Journal de résidence : samedi 31 mai 2025

Depuis que je suis arrivé à Lafrançaise, j’ai noté deux choses qui, si elles sont relativement universelles, n’en restent pas moins centrales. Ces deux choses se tiennent dans deux moments distincts que j’ai vécu. 

Le premier, c’est cette soirée improvisée que j’ai faite cette semaine. Une soirée tout ce qu’il y a de plus classique, à ceci près que j’étais l’intrus. J’ai intégré un petit groupe d’amis chez la mère de C., avec A., O., et toute une tablée qui m’a accueilli comme j’étais censé être prévu au dîner. Au-delà de cette convivialité, j’ai évidemment discuté avec tout le monde (il ne manquerait plus que ça !), j’ai appris à m’imprégner de cette galerie de personn(ages), et j’ai réalisé une chose : habiter ici, c’est d’abord y revenir.

Oui. Au fil de mes rencontres, un constat sans appel s’est imposé : tout le monde part de Lafrançaise pour mieux y revenir. Qu’il s’agisse d’un enfant de la région depuis 60 ans, d’un ancien étudiant ou d’un natif en manque du pays, rares sont les personnes qui ont décidé de quitter le territoire, pour de bon.

Que faut-il y voir ? Un simple attachement aux racines ? Une nostalgie collective qu’on essaie d’étouffer par de nouveaux souvenirs ? Un amour franc et massif de la région ? Chacun possède ses raisons, et au final, peu importe la teneur de ces dernières. Je ne suis pas là pour tirer des conclusions.

Le deuxième constat est catalysé dans un lieu qui n’existe plus. Ou plutôt, qui existe moins. L’Art du temps. Le restaurant de la place principale de Lafrançaise a visiblement brûlé avant mon arrivée, et s’est aujourd’hui installé près du Carrefour, en contrebas de la vallée. Et si, actuellement, il est en rénovation pour mieux revenir (lui aussi), je pense pouvoir compter sur les doigts des mains les gens qui ne m’ont PAS parlé de ce lieu central dans le village.

Un lieu où se mêlait visiblement l’art, la convivialité, et une carte maîtrisée. Le genre de lieu que j’aurais à coup sûr adoré, dont l’ADN est aujourd’hui dilué par son emplacement excentré.
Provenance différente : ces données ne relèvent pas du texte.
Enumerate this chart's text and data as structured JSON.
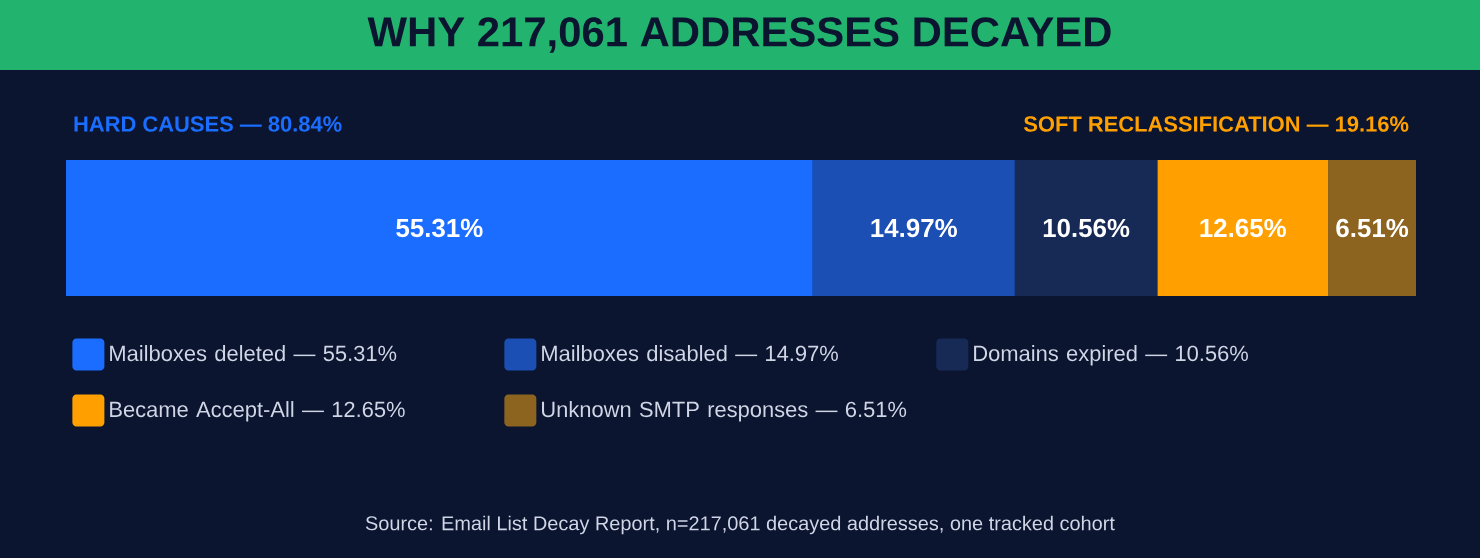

Plus qu’un bon restaurant, L’Art du temps a l’air d’être ce centre névralgique qui manque à tout le monde.

Ce sentiment partagé par les Lafrançaisains nous dit alors qu’habiter tient aussi dans les lieux. Car si on aurait pu penser que les gens sont la clé de voûte d’un village, en réalité, tout ce petit monde se réunit bien quelque part. Il faut y penser. Alors voilà, l’Art du temps incarne ce manque collectif, cette attente soupesée de fierté lorsque l’ouverture prochaine du nouveau restaurant sera prononcée. Chacun pourra enfin s’y rendre de son côté. Mais ensemble.